Lalu apa itu Perang Cumbok? 
PERANG CUMBOK adalah perang yang terjadi pada tahun 1946 hingga 1947 dan berpusat di Lameulo (sekarang kota Bakti), Pidie. Nama Cumbok sendiri berasal dari nama seorang Uleebalang yaitu Teuku Cumbok. Perang ini timbul karena adanya perbedaan pendapat dan tafsir dari kaum ulama yang tergabung dalam PUSA di bawah pimpinan Teungku Daud Beureuh dan Uleebalang (Kaum Bangsawan) di bawah pimpinan Teuku Cumbok terhadap proklamasi Indonesia, 17 Agustus 1945. Perang ini pada dasarnya adalah pergolakan untuk meruntuhkan “Feodalisme” di Pidie yang dipicu perbedaan pandangan dalam menyikapi Kemerdekaan RI di Aceh paska proklamasi RI, dimana pihak Ulee Balang menghendaki agar Belanda kembali ke Aceh, sementara PUSA menyetujui kemerdekaan RI pada 17 Agustus 1945. Perang Cumbok ini disebut juga Revolusi Sosial atau Revolusi Desember.

Bagi kaum ulama, proklamasi ini berarti telah berakhirnya kezaliman yang sudah lama dialami Bangsa Indonesia, khususnya Aceh dari penjajahan Belanda dan Jepang. Sementara, sebagian dari pihak lain (Kaum Bangsawan) melihat larinya Jepang harus diganti dengan Belanda sebagai upaya untuk memulihkan Kekuasaan Tradisional mereka yang sebagian besar telah dimimalkan oleh Jepang yang sebelumnya kekuasaan mereka besar ketika Belanda berkuasa.
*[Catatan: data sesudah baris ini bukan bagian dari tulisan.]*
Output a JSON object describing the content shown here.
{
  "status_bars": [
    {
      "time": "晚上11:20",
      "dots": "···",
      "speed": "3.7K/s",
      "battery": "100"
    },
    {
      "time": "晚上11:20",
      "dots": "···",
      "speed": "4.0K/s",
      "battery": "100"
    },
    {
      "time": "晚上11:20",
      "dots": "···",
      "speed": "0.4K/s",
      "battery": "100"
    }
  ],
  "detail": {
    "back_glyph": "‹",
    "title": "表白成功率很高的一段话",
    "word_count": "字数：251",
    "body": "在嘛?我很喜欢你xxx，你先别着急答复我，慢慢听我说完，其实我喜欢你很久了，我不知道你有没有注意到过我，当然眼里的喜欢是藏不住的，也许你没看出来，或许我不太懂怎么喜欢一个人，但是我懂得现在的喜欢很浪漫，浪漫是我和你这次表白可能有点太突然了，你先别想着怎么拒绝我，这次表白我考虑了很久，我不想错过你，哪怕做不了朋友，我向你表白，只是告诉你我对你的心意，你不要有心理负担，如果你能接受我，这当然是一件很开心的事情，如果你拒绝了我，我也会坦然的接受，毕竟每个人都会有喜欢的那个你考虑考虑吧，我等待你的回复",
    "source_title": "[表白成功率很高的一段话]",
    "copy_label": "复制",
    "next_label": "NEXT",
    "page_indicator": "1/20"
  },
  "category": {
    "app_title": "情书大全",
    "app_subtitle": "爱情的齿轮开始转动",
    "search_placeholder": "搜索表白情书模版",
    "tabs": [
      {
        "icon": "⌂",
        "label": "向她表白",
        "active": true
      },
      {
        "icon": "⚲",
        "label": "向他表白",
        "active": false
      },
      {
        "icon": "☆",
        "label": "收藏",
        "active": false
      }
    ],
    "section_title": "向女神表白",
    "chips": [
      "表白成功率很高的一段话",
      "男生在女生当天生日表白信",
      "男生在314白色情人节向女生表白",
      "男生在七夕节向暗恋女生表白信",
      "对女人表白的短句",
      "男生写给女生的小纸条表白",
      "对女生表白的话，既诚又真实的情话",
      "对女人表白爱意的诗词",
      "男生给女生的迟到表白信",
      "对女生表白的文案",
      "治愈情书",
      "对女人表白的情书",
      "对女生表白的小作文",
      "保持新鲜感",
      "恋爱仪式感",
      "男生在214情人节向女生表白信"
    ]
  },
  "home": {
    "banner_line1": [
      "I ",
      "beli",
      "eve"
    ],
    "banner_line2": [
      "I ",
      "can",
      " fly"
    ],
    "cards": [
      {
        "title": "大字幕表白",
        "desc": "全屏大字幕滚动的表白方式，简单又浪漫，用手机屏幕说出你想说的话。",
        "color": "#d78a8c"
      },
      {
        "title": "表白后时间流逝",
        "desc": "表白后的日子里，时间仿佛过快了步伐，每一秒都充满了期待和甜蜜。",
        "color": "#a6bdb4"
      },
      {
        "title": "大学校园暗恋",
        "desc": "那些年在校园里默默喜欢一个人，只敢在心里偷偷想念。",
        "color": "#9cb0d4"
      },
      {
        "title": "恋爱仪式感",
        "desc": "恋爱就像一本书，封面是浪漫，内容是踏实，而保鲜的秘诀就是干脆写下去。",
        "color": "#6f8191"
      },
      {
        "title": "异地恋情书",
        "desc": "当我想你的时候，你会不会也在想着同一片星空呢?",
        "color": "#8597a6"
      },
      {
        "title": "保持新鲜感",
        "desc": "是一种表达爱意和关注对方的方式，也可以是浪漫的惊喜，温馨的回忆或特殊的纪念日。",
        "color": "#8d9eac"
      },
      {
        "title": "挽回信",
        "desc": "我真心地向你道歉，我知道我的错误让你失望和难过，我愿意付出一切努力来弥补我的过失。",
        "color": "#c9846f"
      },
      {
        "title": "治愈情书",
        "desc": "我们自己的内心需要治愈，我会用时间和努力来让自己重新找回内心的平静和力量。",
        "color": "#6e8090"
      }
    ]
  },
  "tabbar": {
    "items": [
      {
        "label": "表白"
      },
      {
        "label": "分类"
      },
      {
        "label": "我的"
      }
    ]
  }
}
Ulama Aceh dipimpin Teungku Daud Beureueh dengan Persatuan Ulama Seluruh Aceh (PUSA), melihat proklamasi adalah sesuatu yang harus dimaknai secara nyata di Aceh. PUSA didirikan atas Musyawarah Ulama untuk mempersatukan pola pikir para ulama. Dalam perkembangannya PUSA menjadi motor yang menggerakkan berbagai konflik dalam sejarah Aceh, termasuk dalam peristiwa Perang Cumbok. Sebagian warga Aceh pro Uleebalang memplesetkan PUSA sebagai Pembunuh Uleebalang Seluruh Aceh. Tapi tidak semua Uleebalang ingin Belanda kembali dan berkuasa. 

Teuku Daud Cumbok adalah Zelfbestuurder van Cumbok (setingkat Bupati), yang pusat kekuasaannya berada di Lameulo (sekarang Kota Bakti), Pidie.

Pada tanggal 10 Desember 1945, para Uleebalang mengadakan rapat konsolidasi di Lueng Putu (Pidie Jaya), tepatnya di rumah milik Teuku Laksamana Umar (M. Nur El Ibrahimy, 2001: 121).

Pasca rapat yang dilaksanakan oleh para Uleebalang di Lueng Putu, untuk mewujudkan implementasi hasil keuputusan rapat, Teuku Daud Cumbok memulai perang yang dikemudian hari dikenal sebagai perang Cumbok, Revolusi Sosial atau Revolusi Desember. Perang ini menelan korban jiwa sekitar 1.500 orang (Balipost, 20/05/2003).

Proklamasi hanya menjadi momentum puncak atas terjadinya konflik antara Ulama dan Uleebalang di sekitar Pidie. Akhirnya, Uleebalang dipimpin Teuku Keumangan dengan Panglimanya Teuku Daud Cumbok dan perlawanan rakyat dipimpin Teungku Daud Beureueh dengan Panglimanya Husin AL-Mujahid. 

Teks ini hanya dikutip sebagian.